À la session inaugurale
de l'Association
Henri Capitant, tenue à Québec
Résumés des discours de Maurice Duplessis
et de Jean Niboyet suivis de celui d'Émery Beaulieu.
L'HONORABLE M. DUPLESSlS*
premier ministre de la province de Québec.
Le premier ministre a souhaité la bienvenue aux
délégués venus de France, de Belgique, de Suisse,
de Roumanie, d'Égypte et d'Haiti afin de mettre
en commun avec
les juristes français du Québec leurs connaissances
et de rendre hommage à trois siècles de fidélité
à l'esprit français, fidélité que la loyauté
au Canada et à l'Angleterre n'a pas amoindrie.
M. JEAN NIBOYET*
professeur à la faculté de Droit de Paris,
secrétaire-général de
l'Association Henri Capitant et président de
la délégation étrangère.
M. le professeur Niboyet a d'abord rappelé le souvenir
d'Henri Capitant qui choisit, avant sa mort, Québec
comme le lieu du congrès. II a ensuite montré
que souvent
la vieille doctrine juridique française s'était
conservée
plus pure dans notre province qu'en France
où elle avait
pourtant sa source. Une étudiante en droit vient
d'obtenir,
à Paris, son doctorat. Après une thèse sur l'étude
comparée de certaines parties du code civil
communes à la France et la province de Québec.

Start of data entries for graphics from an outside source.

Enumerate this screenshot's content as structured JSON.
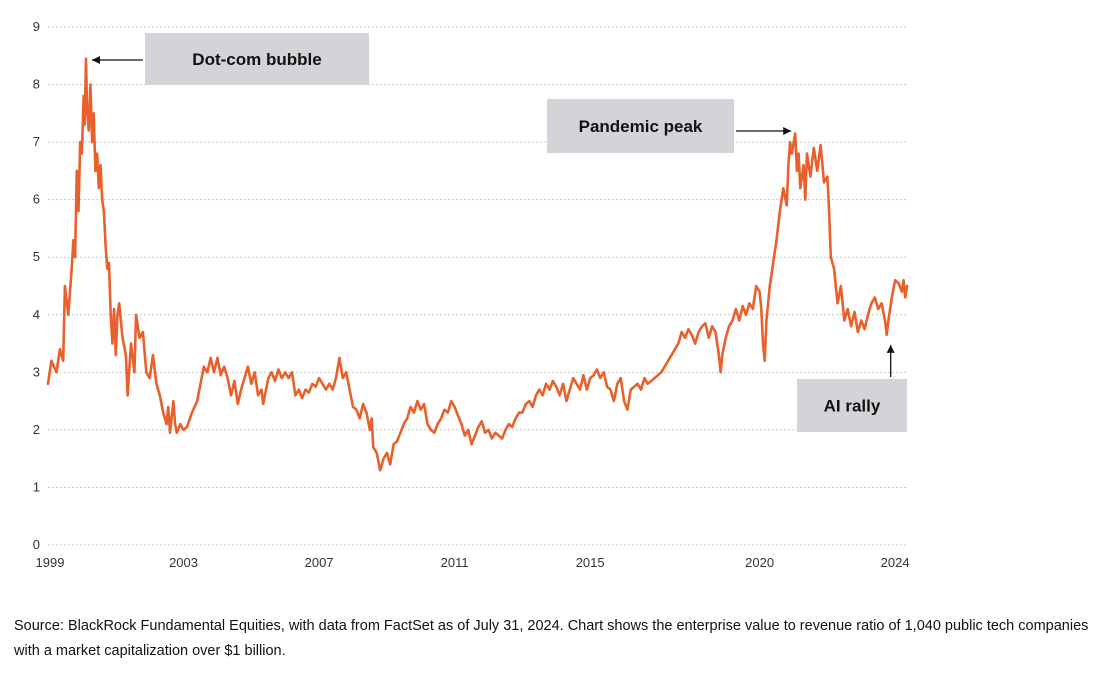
{
  "chart_data": {
    "type": "line",
    "title": "",
    "xlabel": "",
    "ylabel": "",
    "xlim": [
      1999,
      2024.35
    ],
    "ylim": [
      0,
      9
    ],
    "grid": true,
    "x_ticks": [
      1999,
      2003,
      2007,
      2011,
      2015,
      2020,
      2024
    ],
    "x_tick_labels": [
      "1999",
      "2003",
      "2007",
      "2011",
      "2015",
      "2020",
      "2024"
    ],
    "y_ticks": [
      0,
      1,
      2,
      3,
      4,
      5,
      6,
      7,
      8,
      9
    ],
    "y_tick_labels": [
      "0",
      "1",
      "2",
      "3",
      "4",
      "5",
      "6",
      "7",
      "8",
      "9"
    ],
    "color": "#e8612c",
    "series": [
      {
        "values": [
          [
            1999.0,
            2.8
          ],
          [
            1999.1,
            3.2
          ],
          [
            1999.25,
            3.0
          ],
          [
            1999.35,
            3.4
          ],
          [
            1999.45,
            3.2
          ],
          [
            1999.5,
            4.5
          ],
          [
            1999.6,
            4.0
          ],
          [
            1999.7,
            4.8
          ],
          [
            1999.75,
            5.3
          ],
          [
            1999.8,
            5.0
          ],
          [
            1999.85,
            6.5
          ],
          [
            1999.9,
            5.8
          ],
          [
            1999.95,
            7.0
          ],
          [
            2000.0,
            6.8
          ],
          [
            2000.05,
            7.8
          ],
          [
            2000.08,
            7.3
          ],
          [
            2000.12,
            8.45
          ],
          [
            2000.15,
            7.6
          ],
          [
            2000.2,
            7.2
          ],
          [
            2000.25,
            8.0
          ],
          [
            2000.3,
            7.0
          ],
          [
            2000.35,
            7.5
          ],
          [
            2000.4,
            6.5
          ],
          [
            2000.45,
            6.8
          ],
          [
            2000.5,
            6.2
          ],
          [
            2000.55,
            6.6
          ],
          [
            2000.6,
            6.0
          ],
          [
            2000.65,
            5.8
          ],
          [
            2000.7,
            5.2
          ],
          [
            2000.75,
            4.8
          ],
          [
            2000.8,
            4.9
          ],
          [
            2000.85,
            4.0
          ],
          [
            2000.9,
            3.5
          ],
          [
            2000.95,
            4.1
          ],
          [
            2001.0,
            3.3
          ],
          [
            2001.05,
            4.0
          ],
          [
            2001.1,
            4.2
          ],
          [
            2001.2,
            3.6
          ],
          [
            2001.3,
            3.3
          ],
          [
            2001.35,
            2.6
          ],
          [
            2001.45,
            3.5
          ],
          [
            2001.55,
            3.0
          ],
          [
            2001.6,
            4.0
          ],
          [
            2001.7,
            3.6
          ],
          [
            2001.8,
            3.7
          ],
          [
            2001.9,
            3.0
          ],
          [
            2002.0,
            2.9
          ],
          [
            2002.1,
            3.3
          ],
          [
            2002.2,
            2.8
          ],
          [
            2002.3,
            2.6
          ],
          [
            2002.4,
            2.3
          ],
          [
            2002.5,
            2.1
          ],
          [
            2002.55,
            2.4
          ],
          [
            2002.6,
            1.95
          ],
          [
            2002.7,
            2.5
          ],
          [
            2002.75,
            2.1
          ],
          [
            2002.8,
            1.95
          ],
          [
            2002.9,
            2.1
          ],
          [
            2003.0,
            2.0
          ],
          [
            2003.1,
            2.05
          ],
          [
            2003.25,
            2.3
          ],
          [
            2003.4,
            2.5
          ],
          [
            2003.5,
            2.8
          ],
          [
            2003.6,
            3.1
          ],
          [
            2003.7,
            3.0
          ],
          [
            2003.8,
            3.25
          ],
          [
            2003.9,
            3.0
          ],
          [
            2004.0,
            3.25
          ],
          [
            2004.1,
            2.95
          ],
          [
            2004.2,
            3.1
          ],
          [
            2004.3,
            2.9
          ],
          [
            2004.4,
            2.6
          ],
          [
            2004.5,
            2.85
          ],
          [
            2004.6,
            2.45
          ],
          [
            2004.7,
            2.7
          ],
          [
            2004.8,
            2.9
          ],
          [
            2004.9,
            3.1
          ],
          [
            2005.0,
            2.8
          ],
          [
            2005.1,
            3.0
          ],
          [
            2005.2,
            2.6
          ],
          [
            2005.3,
            2.7
          ],
          [
            2005.35,
            2.45
          ],
          [
            2005.5,
            2.9
          ],
          [
            2005.6,
            3.0
          ],
          [
            2005.7,
            2.85
          ],
          [
            2005.8,
            3.05
          ],
          [
            2005.9,
            2.9
          ],
          [
            2006.0,
            3.0
          ],
          [
            2006.1,
            2.9
          ],
          [
            2006.2,
            3.0
          ],
          [
            2006.3,
            2.6
          ],
          [
            2006.4,
            2.7
          ],
          [
            2006.5,
            2.55
          ],
          [
            2006.6,
            2.7
          ],
          [
            2006.7,
            2.65
          ],
          [
            2006.8,
            2.8
          ],
          [
            2006.9,
            2.75
          ],
          [
            2007.0,
            2.9
          ],
          [
            2007.1,
            2.8
          ],
          [
            2007.2,
            2.7
          ],
          [
            2007.3,
            2.8
          ],
          [
            2007.4,
            2.7
          ],
          [
            2007.5,
            2.9
          ],
          [
            2007.6,
            3.25
          ],
          [
            2007.7,
            2.9
          ],
          [
            2007.8,
            3.0
          ],
          [
            2007.9,
            2.7
          ],
          [
            2008.0,
            2.4
          ],
          [
            2008.1,
            2.35
          ],
          [
            2008.2,
            2.2
          ],
          [
            2008.3,
            2.45
          ],
          [
            2008.4,
            2.3
          ],
          [
            2008.5,
            2.0
          ],
          [
            2008.55,
            2.2
          ],
          [
            2008.6,
            1.7
          ],
          [
            2008.7,
            1.6
          ],
          [
            2008.8,
            1.3
          ],
          [
            2008.9,
            1.5
          ],
          [
            2009.0,
            1.6
          ],
          [
            2009.1,
            1.4
          ],
          [
            2009.2,
            1.75
          ],
          [
            2009.3,
            1.8
          ],
          [
            2009.4,
            1.95
          ],
          [
            2009.5,
            2.1
          ],
          [
            2009.6,
            2.2
          ],
          [
            2009.7,
            2.4
          ],
          [
            2009.8,
            2.3
          ],
          [
            2009.9,
            2.5
          ],
          [
            2010.0,
            2.35
          ],
          [
            2010.1,
            2.45
          ],
          [
            2010.2,
            2.1
          ],
          [
            2010.3,
            2.0
          ],
          [
            2010.4,
            1.95
          ],
          [
            2010.5,
            2.1
          ],
          [
            2010.6,
            2.2
          ],
          [
            2010.7,
            2.35
          ],
          [
            2010.8,
            2.3
          ],
          [
            2010.9,
            2.5
          ],
          [
            2011.0,
            2.4
          ],
          [
            2011.1,
            2.25
          ],
          [
            2011.2,
            2.1
          ],
          [
            2011.3,
            1.9
          ],
          [
            2011.4,
            2.0
          ],
          [
            2011.5,
            1.75
          ],
          [
            2011.6,
            1.9
          ],
          [
            2011.7,
            2.05
          ],
          [
            2011.8,
            2.15
          ],
          [
            2011.9,
            1.95
          ],
          [
            2012.0,
            2.0
          ],
          [
            2012.1,
            1.85
          ],
          [
            2012.2,
            1.95
          ],
          [
            2012.3,
            1.9
          ],
          [
            2012.4,
            1.85
          ],
          [
            2012.5,
            2.0
          ],
          [
            2012.6,
            2.1
          ],
          [
            2012.7,
            2.05
          ],
          [
            2012.8,
            2.2
          ],
          [
            2012.9,
            2.3
          ],
          [
            2013.0,
            2.3
          ],
          [
            2013.1,
            2.45
          ],
          [
            2013.2,
            2.5
          ],
          [
            2013.3,
            2.4
          ],
          [
            2013.4,
            2.6
          ],
          [
            2013.5,
            2.7
          ],
          [
            2013.6,
            2.6
          ],
          [
            2013.7,
            2.8
          ],
          [
            2013.8,
            2.7
          ],
          [
            2013.9,
            2.85
          ],
          [
            2014.0,
            2.75
          ],
          [
            2014.1,
            2.6
          ],
          [
            2014.2,
            2.8
          ],
          [
            2014.3,
            2.5
          ],
          [
            2014.4,
            2.7
          ],
          [
            2014.5,
            2.9
          ],
          [
            2014.6,
            2.8
          ],
          [
            2014.7,
            2.7
          ],
          [
            2014.8,
            2.95
          ],
          [
            2014.9,
            2.7
          ],
          [
            2015.0,
            2.9
          ],
          [
            2015.1,
            2.95
          ],
          [
            2015.2,
            3.05
          ],
          [
            2015.3,
            2.9
          ],
          [
            2015.4,
            3.0
          ],
          [
            2015.5,
            2.75
          ],
          [
            2015.6,
            2.7
          ],
          [
            2015.7,
            2.5
          ],
          [
            2015.8,
            2.8
          ],
          [
            2015.9,
            2.9
          ],
          [
            2016.0,
            2.5
          ],
          [
            2016.1,
            2.35
          ],
          [
            2016.2,
            2.7
          ],
          [
            2016.3,
            2.75
          ],
          [
            2016.4,
            2.8
          ],
          [
            2016.5,
            2.7
          ],
          [
            2016.6,
            2.9
          ],
          [
            2016.7,
            2.8
          ],
          [
            2016.8,
            2.85
          ],
          [
            2016.9,
            2.9
          ],
          [
            2017.0,
            2.95
          ],
          [
            2017.1,
            3.0
          ],
          [
            2017.2,
            3.1
          ],
          [
            2017.3,
            3.2
          ],
          [
            2017.4,
            3.3
          ],
          [
            2017.5,
            3.4
          ],
          [
            2017.6,
            3.5
          ],
          [
            2017.7,
            3.7
          ],
          [
            2017.8,
            3.6
          ],
          [
            2017.9,
            3.75
          ],
          [
            2018.0,
            3.65
          ],
          [
            2018.1,
            3.5
          ],
          [
            2018.2,
            3.7
          ],
          [
            2018.3,
            3.8
          ],
          [
            2018.4,
            3.85
          ],
          [
            2018.5,
            3.6
          ],
          [
            2018.6,
            3.8
          ],
          [
            2018.7,
            3.7
          ],
          [
            2018.8,
            3.3
          ],
          [
            2018.85,
            3.0
          ],
          [
            2018.9,
            3.3
          ],
          [
            2019.0,
            3.6
          ],
          [
            2019.1,
            3.8
          ],
          [
            2019.2,
            3.9
          ],
          [
            2019.3,
            4.1
          ],
          [
            2019.4,
            3.9
          ],
          [
            2019.5,
            4.15
          ],
          [
            2019.6,
            4.0
          ],
          [
            2019.7,
            4.2
          ],
          [
            2019.8,
            4.1
          ],
          [
            2019.9,
            4.5
          ],
          [
            2020.0,
            4.4
          ],
          [
            2020.05,
            4.1
          ],
          [
            2020.1,
            3.5
          ],
          [
            2020.15,
            3.2
          ],
          [
            2020.2,
            3.9
          ],
          [
            2020.3,
            4.5
          ],
          [
            2020.4,
            4.9
          ],
          [
            2020.5,
            5.3
          ],
          [
            2020.6,
            5.8
          ],
          [
            2020.7,
            6.2
          ],
          [
            2020.8,
            5.9
          ],
          [
            2020.85,
            6.6
          ],
          [
            2020.9,
            7.0
          ],
          [
            2020.95,
            6.8
          ],
          [
            2021.05,
            7.15
          ],
          [
            2021.1,
            6.5
          ],
          [
            2021.15,
            6.8
          ],
          [
            2021.2,
            6.2
          ],
          [
            2021.3,
            6.6
          ],
          [
            2021.35,
            6.0
          ],
          [
            2021.4,
            6.8
          ],
          [
            2021.5,
            6.4
          ],
          [
            2021.6,
            6.9
          ],
          [
            2021.7,
            6.5
          ],
          [
            2021.8,
            6.95
          ],
          [
            2021.9,
            6.3
          ],
          [
            2022.0,
            6.4
          ],
          [
            2022.05,
            5.8
          ],
          [
            2022.1,
            5.0
          ],
          [
            2022.2,
            4.8
          ],
          [
            2022.3,
            4.2
          ],
          [
            2022.4,
            4.5
          ],
          [
            2022.5,
            3.9
          ],
          [
            2022.6,
            4.1
          ],
          [
            2022.7,
            3.8
          ],
          [
            2022.8,
            4.05
          ],
          [
            2022.9,
            3.7
          ],
          [
            2023.0,
            3.9
          ],
          [
            2023.1,
            3.75
          ],
          [
            2023.2,
            4.0
          ],
          [
            2023.3,
            4.2
          ],
          [
            2023.4,
            4.3
          ],
          [
            2023.5,
            4.1
          ],
          [
            2023.6,
            4.2
          ],
          [
            2023.7,
            3.9
          ],
          [
            2023.75,
            3.65
          ],
          [
            2023.8,
            3.9
          ],
          [
            2023.9,
            4.3
          ],
          [
            2024.0,
            4.6
          ],
          [
            2024.1,
            4.55
          ],
          [
            2024.2,
            4.4
          ],
          [
            2024.25,
            4.6
          ],
          [
            2024.3,
            4.3
          ],
          [
            2024.35,
            4.5
          ]
        ]
      }
    ],
    "annotations": [
      {
        "label": "Dot-com bubble",
        "x": 2000.12,
        "y": 8.45
      },
      {
        "label": "Pandemic peak",
        "x": 2021.05,
        "y": 7.15
      },
      {
        "label": "AI rally",
        "x": 2023.75,
        "y": 3.65
      }
    ]
  },
  "source_note": "Source: BlackRock Fundamental Equities, with data from FactSet as of July 31, 2024. Chart shows the enterprise value to revenue ratio of 1,040 public tech companies with a market capitalization over $1 billion."
}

Le droit français, a-t-il dit, n'est pas seulement une
page d'histoire, il est aussi un merveilleux instrument et
une force spirituelle. Le droit français est ancien mais
ses principes trouvent leur application même aux
circonstances de la vie moderne.
M. Niboyet a rappelé cette phrase de Péguy: "Il n'y a
pas de lendemain sans veille." II l'a appliquée
au droit et il
a montré que le droit français était le fruit des siècles
alors que le nouveau droit était celui de l'arbitraire et qu'il
conduisait à la barbarie. Le droit français, dit-il, tient au
respect de l'individu, de la parole donnée, et des droits de
chacun, il oppose la liberté à la violence, l'intelligence à
la force.
Me. L.-É. BEAULIEU, C.R.L.L.D.
président du Comité National Canadien
de l'Association Henri Capitant
pour la Culture Juridique Française.
Le Comité National Canadien est heureux de se joindre
aux chefs de la nation, pour souhaiter à l' Association
Henri Capitant la plus cordiale bienvenue.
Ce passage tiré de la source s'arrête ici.